Жизнь летит – не осрамися:
Не проспи ее полет.
Пей, люби да веселися —
Вот мой дружеский совет!
Кому не известно прекрасное стихотворение Давыдова «Песня старого гусара» – эта песня, которую было бы прилично назвать похоронною, потому что он в ней воспевает тех коренных гусар, которые были, но которых уже нет?..
Деды, помню вас и я,
Испивающих ковшами
И сидящих вкруг огня
С красно-сизыми носами!
На затылке кивера,
Доломаны до колена,
Сабли, шашки у бедра,
И диваном – кипа сена.
Трубки черные в зубах;
Все безмолвны – дым гуляет
На закрученных висках,
И усы перебегает…
Ни полслова… Дым столбом…
Ни полслова… Все мертвецки
Пьют и, преклонясь челом,
Засыпают молодецки.
Но едва проглянет день,
Каждый по полю порхает;
Кивер зверски набекрень,
Ментик с вихрями играет.
Конь кипит под седоком,
Сабля свищет, враг валится…
Бой умолк – и вечерком
Снова ковшик шевелится.
Таковы были истые гусары старого времени, те, которые строго и набожно держались буквального смысла гусарского корана; но новые – увы, любезный читатель, как и у Давыдова, ваше сердце обольется кровью, и вам станет грустно, посмотрите, что это такое:
А теперь что вижу? – Страх!
И гусары в модном свете,
В вицмундирах, в башмаках,
Вальсируют на паркете!
Говорят умней они…
Но что слышим от любого?
«Жомини да Жомини!..»
А об водке ни полслова!..
Но не бойтесь – гусары нашего времени не осердятся на Давыдова и останутся им довольны так же, как и гусары старого времени; правда, нашелся тогда один филистер, который, не догадавшись, что в стихах Давыдова новые гусары похвалены не меньше старых, обиделся один за всех и пропел Давыдову резонерскую рацею, из которой мы помним несколько стихов:
Вот и мы, друзья младые,
От сатиры не ушли:
Наши деды дорогие
Тьму пороков в нас нашли.
Виноваты: не умеем
Из лохани пить ковшом,
И таланта не имеем
Услаждать себя вином —
и прочая, – все такими же плохими стихами.
Муза Давыдова по превосходству военная.
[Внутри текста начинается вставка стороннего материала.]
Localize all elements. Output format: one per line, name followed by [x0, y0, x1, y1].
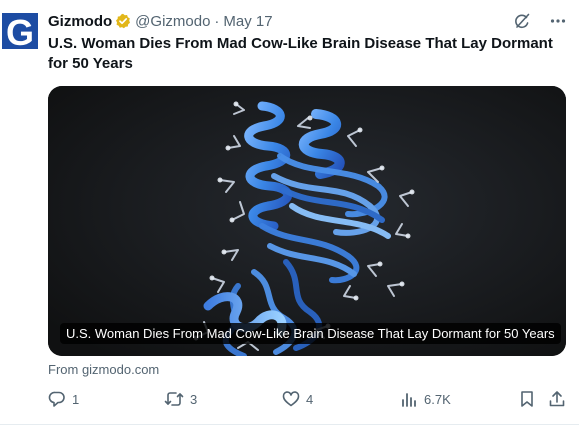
top-actions: [511, 10, 569, 32]
heart-icon: [282, 391, 300, 407]
reply-count: 1: [72, 391, 80, 407]
repost-icon: [164, 392, 184, 406]
views-icon: [402, 393, 416, 407]
link-card[interactable]: U.S. Woman Dies From Mad Cow-Like Brain …: [48, 86, 566, 356]
repost-button[interactable]: 3: [164, 390, 197, 408]
like-count: 4: [306, 391, 314, 407]
separator-dot: ·: [214, 12, 220, 30]
tweet[interactable]: G Gizmodo @Gizmodo · May 17 U.S. Woman D…: [0, 0, 579, 425]
card-source-link[interactable]: From gizmodo.com: [48, 362, 159, 377]
views-count: 6.7K: [424, 391, 451, 407]
bookmark-button[interactable]: [518, 390, 536, 408]
like-button[interactable]: 4: [282, 390, 313, 408]
author-handle[interactable]: @Gizmodo: [135, 13, 210, 30]
tweet-date[interactable]: May 17: [223, 13, 272, 30]
tweet-text: U.S. Woman Dies From Mad Cow-Like Brain …: [48, 35, 553, 72]
share-button[interactable]: [548, 390, 566, 408]
avatar[interactable]: G: [0, 11, 40, 53]
card-caption[interactable]: U.S. Woman Dies From Mad Cow-Like Brain …: [60, 323, 561, 344]
reply-button[interactable]: 1: [48, 390, 79, 408]
bookmark-icon: [521, 391, 533, 407]
grok-icon[interactable]: [511, 10, 533, 32]
tweet-actions: 1 3 4 6.7K: [48, 390, 568, 410]
tweet-header: Gizmodo @Gizmodo · May 17: [48, 11, 273, 31]
share-icon: [549, 391, 565, 407]
author-name[interactable]: Gizmodo: [48, 13, 112, 30]
protein-structure-image: [48, 86, 566, 356]
repost-count: 3: [190, 391, 198, 407]
views-button[interactable]: 6.7K: [400, 390, 451, 408]
reply-icon: [48, 391, 65, 407]
more-icon[interactable]: [547, 10, 569, 32]
verified-badge-icon: [115, 13, 131, 29]
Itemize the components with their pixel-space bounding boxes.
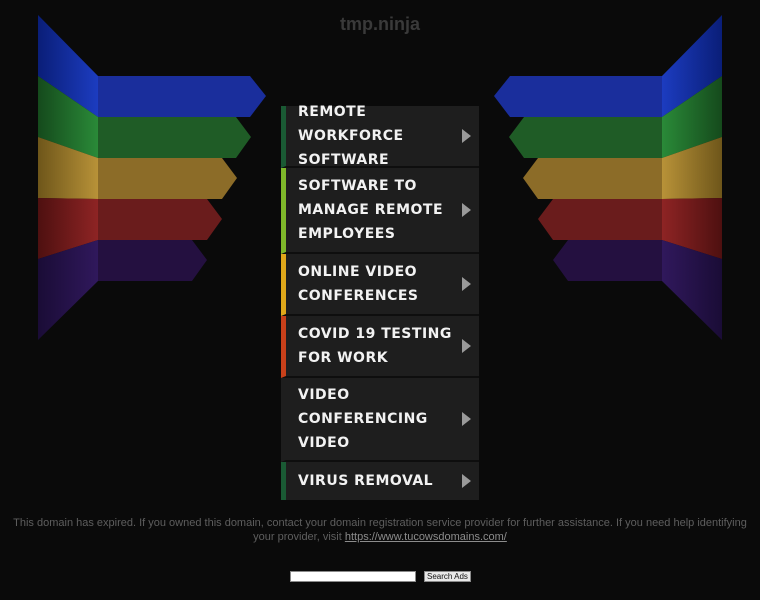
search-ads-button[interactable]: Search Ads	[424, 571, 471, 582]
menu-item-label: Video Conferencing Video	[298, 387, 428, 451]
menu-item-virus-removal[interactable]: Virus Removal	[281, 462, 479, 500]
arrow-right-icon	[462, 203, 471, 217]
search-form: Search Ads	[290, 571, 471, 582]
arrow-right-icon	[462, 129, 471, 143]
menu-item-online-video-conferences[interactable]: Online Video Conferences	[281, 254, 479, 316]
related-links-menu: Remote Workforce Software Software to Ma…	[281, 104, 479, 500]
menu-item-label: Online Video Conferences	[298, 264, 419, 304]
arrow-right-icon	[462, 277, 471, 291]
menu-item-label: Virus Removal	[298, 473, 434, 489]
left-stripes	[38, 15, 266, 340]
menu-item-label: Covid 19 Testing for Work	[298, 326, 452, 366]
menu-item-label: Remote Workforce Software	[298, 104, 404, 168]
arrow-right-icon	[462, 339, 471, 353]
menu-item-software-to-manage-remote-employees[interactable]: Software to Manage Remote Employees	[281, 168, 479, 254]
search-input[interactable]	[290, 571, 416, 582]
arrow-right-icon	[462, 474, 471, 488]
tucows-domains-link[interactable]: https://www.tucowsdomains.com/	[345, 531, 507, 543]
menu-item-video-conferencing-video[interactable]: Video Conferencing Video	[281, 378, 479, 462]
menu-item-remote-workforce-software[interactable]: Remote Workforce Software	[281, 104, 479, 168]
menu-item-label: Software to Manage Remote Employees	[298, 178, 444, 242]
right-stripes	[494, 15, 722, 340]
arrow-right-icon	[462, 412, 471, 426]
expired-domain-notice: This domain has expired. If you owned th…	[8, 516, 752, 544]
menu-item-covid-19-testing-for-work[interactable]: Covid 19 Testing for Work	[281, 316, 479, 378]
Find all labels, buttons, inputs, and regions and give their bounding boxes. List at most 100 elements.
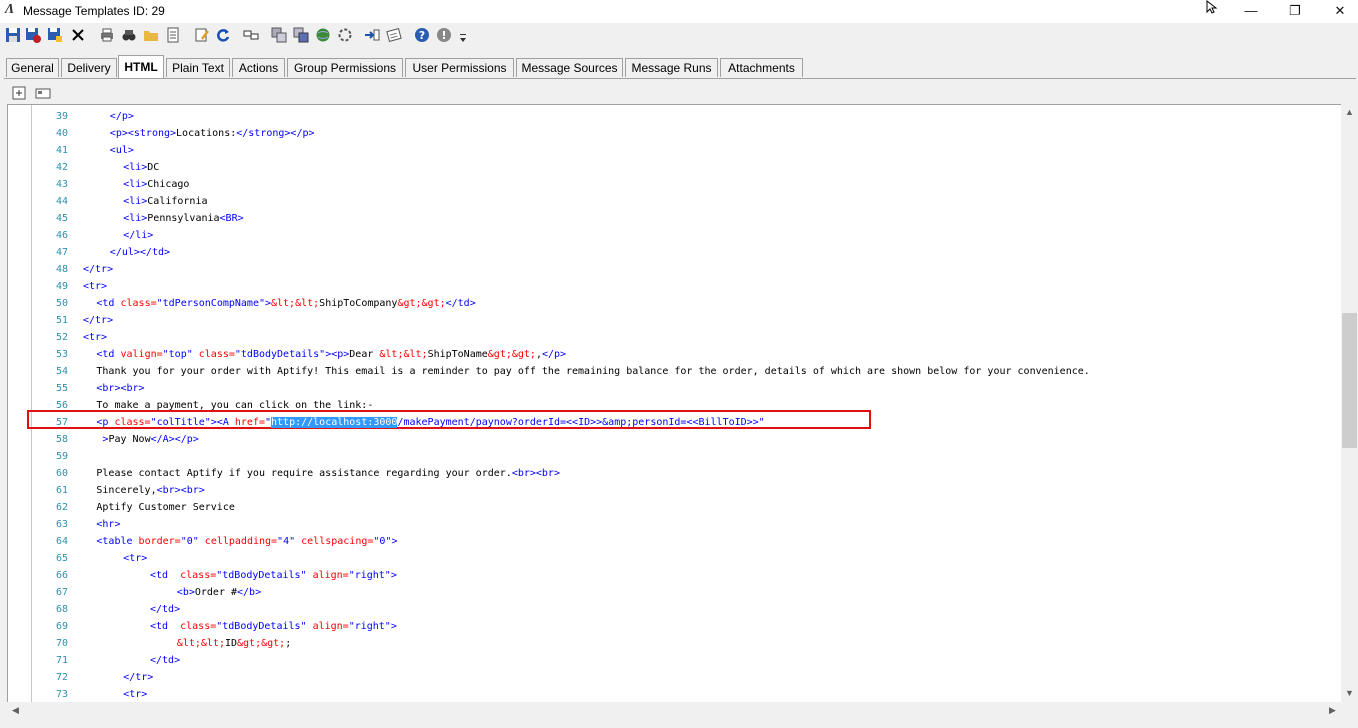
code-token: class= <box>180 621 217 632</box>
save-close-icon[interactable] <box>25 27 43 45</box>
code-token: Sincerely, <box>96 485 157 496</box>
horizontal-scrollbar[interactable]: ◀ ▶ <box>7 702 1341 719</box>
code-line[interactable]: 61 Sincerely,<br><br> <box>8 482 1342 499</box>
code-line[interactable]: 55 <br><br> <box>8 380 1342 397</box>
code-token: ShipToCompany <box>319 298 398 309</box>
notes-icon[interactable] <box>386 27 404 45</box>
code-token: <table <box>96 536 139 547</box>
code-line[interactable]: 59 <box>8 448 1342 465</box>
code-token: </li> <box>123 230 154 241</box>
tab-group-permissions[interactable]: Group Permissions <box>287 58 403 77</box>
tab-html[interactable]: HTML <box>118 55 164 78</box>
code-line[interactable]: 46 </li> <box>8 227 1342 244</box>
line-number: 69 <box>55 621 68 632</box>
save-icon[interactable] <box>5 27 23 45</box>
tab-general[interactable]: General <box>6 58 59 77</box>
code-line[interactable]: 65 <tr> <box>8 550 1342 567</box>
print-icon[interactable] <box>99 27 117 45</box>
code-token: <tr> <box>83 281 108 292</box>
code-line[interactable]: 64 <table border="0" cellpadding="4" cell… <box>8 533 1342 550</box>
help-icon[interactable]: ? <box>414 27 432 45</box>
close-button[interactable]: ✕ <box>1317 0 1358 23</box>
code-line[interactable]: 48 </tr> <box>8 261 1342 278</box>
code-line[interactable]: 57 <p class="colTitle"><A href="http://lo… <box>8 414 1342 431</box>
tab-user-permissions[interactable]: User Permissions <box>405 58 514 77</box>
code-line[interactable]: 54 Thank you for your order with Aptify! … <box>8 363 1342 380</box>
scroll-down-icon[interactable]: ▼ <box>1341 685 1358 702</box>
code-text: </p> <box>110 108 134 125</box>
code-line[interactable]: 52 <tr> <box>8 329 1342 346</box>
code-token: "tdBodyDetails" <box>216 570 313 581</box>
scroll-left-icon[interactable]: ◀ <box>7 702 24 719</box>
code-line[interactable]: 39 </p> <box>8 108 1342 125</box>
html-code-editor[interactable]: 39 </p> 40 <p><strong>Locations:</strong></… <box>7 104 1342 703</box>
code-token: cellspacing= <box>301 536 374 547</box>
code-line[interactable]: 44 <li>California <box>8 193 1342 210</box>
scroll-up-icon[interactable]: ▲ <box>1341 104 1358 121</box>
code-line[interactable]: 53 <td valign="top" class="tdBodyDetails"… <box>8 346 1342 363</box>
code-line[interactable]: 43 <li>Chicago <box>8 176 1342 193</box>
code-line[interactable]: 49 <tr> <box>8 278 1342 295</box>
refresh-icon[interactable] <box>215 27 233 45</box>
edit-icon[interactable] <box>194 27 212 45</box>
code-line[interactable]: 45 <li>Pennsylvania<BR> <box>8 210 1342 227</box>
code-token: DC <box>147 162 160 173</box>
vertical-scroll-thumb[interactable] <box>1342 313 1357 448</box>
expand-icon[interactable] <box>11 85 27 101</box>
code-line[interactable]: 62 Aptify Customer Service <box>8 499 1342 516</box>
delete-icon[interactable] <box>70 27 88 45</box>
tab-message-sources[interactable]: Message Sources <box>516 58 623 77</box>
find-icon[interactable] <box>121 27 139 45</box>
code-line[interactable]: 69 <td class="tdBodyDetails" align="right… <box>8 618 1342 635</box>
code-token: align= <box>312 621 349 632</box>
tab-actions[interactable]: Actions <box>232 58 285 77</box>
code-line[interactable]: 58 >Pay Now</A></p> <box>8 431 1342 448</box>
code-line[interactable]: 72 </tr> <box>8 669 1342 686</box>
code-line[interactable]: 66 <td class="tdBodyDetails" align="right… <box>8 567 1342 584</box>
code-token: &gt;&gt; <box>487 349 536 360</box>
window-title: Message Templates ID: 29 <box>23 4 165 18</box>
code-line[interactable]: 71 </td> <box>8 652 1342 669</box>
paste-icon[interactable] <box>293 27 311 45</box>
tab-message-runs[interactable]: Message Runs <box>625 58 718 77</box>
line-number: 58 <box>55 434 68 445</box>
open-folder-icon[interactable] <box>143 27 161 45</box>
code-token: &gt;&gt; <box>397 298 446 309</box>
minimize-button[interactable]: — <box>1228 0 1274 23</box>
code-line[interactable]: 41 <ul> <box>8 142 1342 159</box>
save-new-icon[interactable] <box>47 27 65 45</box>
dropdown-icon[interactable] <box>458 32 468 44</box>
code-line[interactable]: 70 &lt;&lt;ID&gt;&gt;; <box>8 635 1342 652</box>
code-token: valign= <box>120 349 163 360</box>
tab-plain-text[interactable]: Plain Text <box>166 58 230 77</box>
web-icon[interactable] <box>315 27 333 45</box>
preview-icon[interactable] <box>35 85 51 101</box>
code-line[interactable]: 63 <hr> <box>8 516 1342 533</box>
import-icon[interactable] <box>364 27 382 45</box>
info-icon[interactable]: ! <box>436 27 454 45</box>
line-number: 43 <box>55 179 68 190</box>
code-line[interactable]: 60 Please contact Aptify if you require a… <box>8 465 1342 482</box>
code-line[interactable]: 50 <td class="tdPersonCompName">&lt;&lt;S… <box>8 295 1342 312</box>
code-token: <li> <box>123 162 148 173</box>
code-line[interactable]: 68 </td> <box>8 601 1342 618</box>
properties-icon[interactable] <box>165 27 183 45</box>
code-line[interactable]: 40 <p><strong>Locations:</strong></p> <box>8 125 1342 142</box>
code-token: <td <box>150 621 181 632</box>
code-line[interactable]: 67 <b>Order #</b> <box>8 584 1342 601</box>
tab-delivery[interactable]: Delivery <box>61 58 117 77</box>
code-line[interactable]: 51 </tr> <box>8 312 1342 329</box>
restore-button[interactable]: ❐ <box>1272 0 1318 23</box>
settings-icon[interactable] <box>337 27 355 45</box>
line-number: 44 <box>55 196 68 207</box>
scroll-right-icon[interactable]: ▶ <box>1324 702 1341 719</box>
code-line[interactable]: 47 </ul></td> <box>8 244 1342 261</box>
code-text: </ul></td> <box>110 244 170 261</box>
tab-attachments[interactable]: Attachments <box>720 58 803 77</box>
code-line[interactable]: 56 To make a payment, you can click on th… <box>8 397 1342 414</box>
line-number: 48 <box>55 264 68 275</box>
link-icon[interactable] <box>243 27 261 45</box>
code-line[interactable]: 42 <li>DC <box>8 159 1342 176</box>
code-line[interactable]: 73 <tr> <box>8 686 1342 703</box>
copy-icon[interactable] <box>271 27 289 45</box>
Нашему воину-поэту все предметы представлялись сквозь призму военного быта.
Я люблю кровавый бой!
Я рожден для службы царской!
. . . . . . . .
За тебя на черта рад,
Наша матушка Россия! —
восклицает Давыдов, – и вся жизнь его была оправданием этих слов. Давыдову не было нужды божиться и клясться, что он патриот – ему можно было поверить и на слово. Это, повторяем, отразилось и в его поэзии: стихотворения его, несмотря на ограниченность их числа, разнообразны, но все носят на себе отпечаток взгляда на вещи с одной точки, и потому-то особенно дороги они. В Давыдове русская военная служба нашла себе достойного поэта, и он, как увидим ниже, доказал, что в ней есть жизнь и поэзия, и возвысил ее до поэтического апофеоза. Его стихотворения даже являлись и на свет по-военному: были писаны на привалах, на дневках, между двух дежурств, между двух сражений, между двух войн; «это (прибавляет «Очерк») пробные почерки пера, чинимого для писания рапортов начальникам, приказаний подкомандующим». «Некоторые стихотворения (сказано в «Очерке»), исторгнутые им из покрытых уже прахом или изорванных журналов, а другие, переходя из рук в руки писцов, более или менее грамотных, изменились до того, что и самим автором едва были узнаны. Не говорим уже о тех, которые, прославляя удалую жизнь, не могли тогда и не могут теперь показаться на инспекторский суд ценсурного комитета».